Taking an open or closed subset on a simplicial complex or more generally a delta set produces new spaces. Not only the intrinsic topological spaces themselves, but interaction spaces. They are given and created by looking at pairs of points which intersect and consder them to be new points. There are point pairs for example where one is in K and one is in U, or then there are point pairs where both are in U and the intersection is in U. The set of all such pairs of some kind now form a new delta set with a cohomology that is still a topological invariant. We look here at an example of a zero knot in a 2-sphere. Eventually, we hope that we can use this cohomologies to distinguish classical knots in 3-space. For the code used to generate the tables on the board, see arxiv.org/abs/...

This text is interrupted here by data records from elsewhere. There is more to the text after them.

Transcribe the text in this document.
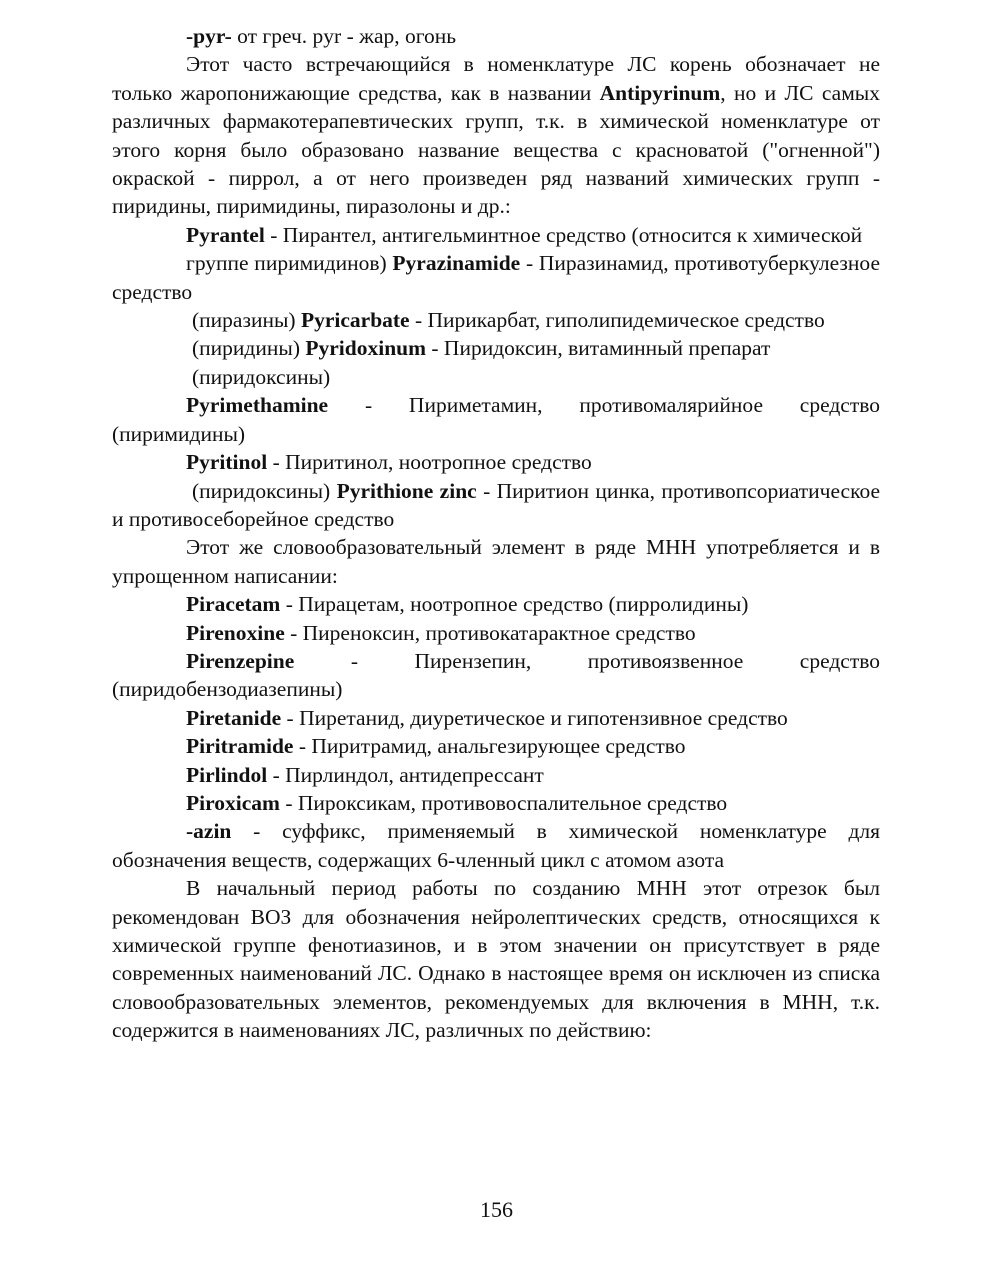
-pyr- от греч. pyr - жар, огонь

Этот часто встречающийся в номенклатуре ЛС корень обозначает не только жаропонижающие средства, как в названии Antipyrinum, но и ЛС самых различных фармакотерапевтических групп, т.к. в химической номенклатуре от этого корня было образовано название вещества с красноватой ("огненной") окраской - пиррол, а от него произведен ряд названий химических групп - пиридины, пиримидины, пиразолоны и др.:

Pyrantel - Пирантел, антигельминтное средство (относится к химической

группе пиримидинов) Pyrazinamide - Пиразинамид, противотуберкулезное средство

(пиразины) Pyricarbate - Пирикарбат, гиполипидемическое средство

(пиридины) Pyridoxinum - Пиридоксин, витаминный препарат

(пиридоксины)

Pyrimethamine - Пириметамин, противомалярийное средство (пиримидины)

Pyritinol - Пиритинол, ноотропное средство

(пиридоксины) Pyrithione zinc - Пиритион цинка, противопсориатическое и противосеборейное средство

Этот же словообразовательный элемент в ряде МНН употребляется и в упрощенном написании:

Piracetam - Пирацетам, ноотропное средство (пирролидины)

Pirenoxine - Пиреноксин, противокатарактное средство

Pirenzepine - Пирензепин, противоязвенное средство (пиридобензодиазепины)

Piretanide - Пиретанид, диуретическое и гипотензивное средство

Piritramide - Пиритрамид, анальгезирующее средство

Pirlindol - Пирлиндол, антидепрессант

Piroxicam - Пироксикам, противовоспалительное средство

-azin - суффикс, применяемый в химической номенклатуре для обозначения веществ, содержащих 6-членный цикл с атомом азота

В начальный период работы по созданию МНН этот отрезок был рекомендован ВОЗ для обозначения нейролептических средств, относящихся к химической группе фенотиазинов, и в этом значении он присутствует в ряде современных наименований ЛС. Однако в настоящее время он исключен из списка словообразовательных элементов, рекомендуемых для включения в МНН, т.к. содержится в наименованиях ЛС, различных по действию:

156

I did not get into the Gauss-Bonnet or Atiah-Singer part of the story. The topological index of a delta set is the sum of the curvatures, the analytic index is the Fredholm index dimker D - dimker D* if the Dirac operator D:E to F is considered as a map from the even to the odd dimensional forms. For any delta set and besides G,K,U, we also have KU,UK,UU have a Dirac operator and the general theory applies. I have called in 2017 the Atiah-Singer story arxiv.org/abs/... blasphemy because in the simplicity in finite dimensions is an insult of the gods who created the theorem in the continuum.
The video footage at the beginning and end was shot on Friday noon. Today was a cloudy day.